One or more large impacts tore away some of the crust exposing a deeper mantle of olivine, which is believed to constitute most of the Earth's mantle. Some of the pieces knocked off Vesta have fallen to Earth as meteorites, which show a similar spectral fingerprint to Vesta's surface composition.
A Piece of Vesta Falls to Earth
In October 1960, two fence workers in Millbillillie, Western Australia, observed a fireball heading toward the ground, and pieces of the fallen meteorite were found ten years later. The fragments stood out from the area's reddish sandy soil because they had a shiny black fusion crust, produced by their fiery entry through Earth's atmosphere.
Unlike most other meteorites, this sample can be traced to its parent body, the asteroid Vesta. The meteorite's chemical identity points to Vesta because it has the same unique pyroxene spectral signature. Pyroxine is common in lava flows, meaning that the meteorite was created in an ancient lava flow on Vesta's surface. The structure of the meteorite's mineral grains also indicates it was molten and then cooled. The isotopes (oxygen atoms with varying number of neutrons) in the specimen are unlike the isotopes found for all other rocks of the Earth, Moon and most other meteorites.
The meteorite also has the same pyroxene signature as other small asteroids, recently discovered near Vesta, that are considered chips blasted off Vesta's surface. This debris extends all the way to an escape hatch region in the asteroid belt called the Kirkwood gap. This region is swept free of asteroids because Jupiter's gravitational pull removes material from the main belt and hurls it onto a new orbit that crosses Earth's path around the Sun.
The Australian meteorite probably followed this route to Earth. It was torn off Vesta's surface as part of a larger fragment.

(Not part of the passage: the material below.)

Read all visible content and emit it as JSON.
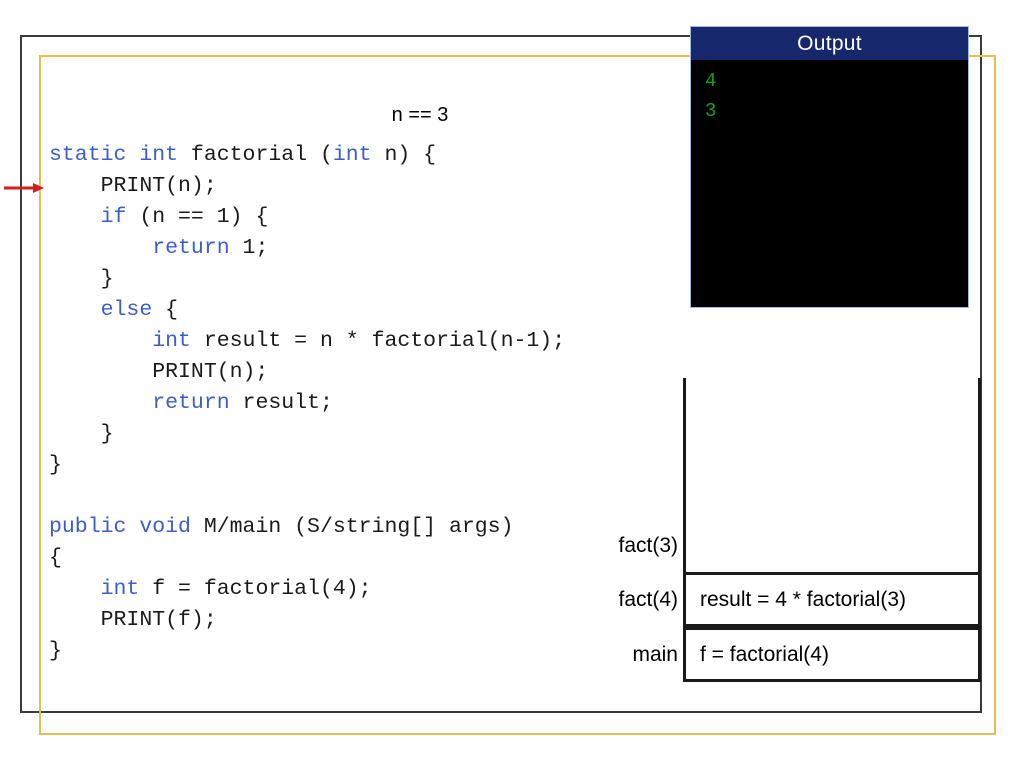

Other collisions broke apart the parent fragment and threw pieces toward the Kirkwood gap, and onto a collision course toward Earth. Meteorites found in other locations on Earth are probably from Vesta too.
Ben Zellner (Georgia Southern University), Alex Storrs (Space Telescope Science Institute Baltimore, MD), Ed Wells (Computer Sciences Corporation, Bethesda, MD), Rudi Albrecht (European Southern Observatory in Garching bei Munchen, Germany) and collaborators used Hubble's Wide Field and Planetary Camera 2 (WFPC 2) to collect images of Vesta in four colors of light between November 28 and December 1, 1994. At the time Vesta was 156 million miles (252 million km) from Earth. In late December 1994, when Vesta was 10 million miles (16 million km) closer to Earth than a month earlier, HST's Faint Object Camera made even higher resolution images. These results are complemented by infrared observations made on December 11, by Olivier Hainaut and colleagues with an adaptive-optics camera on the European Southern Observatory's 3.6-meter telescope in Chile. By combining Hubble and ESO observations astronomers will be able to produce a geochemical map of an asteroid's surface.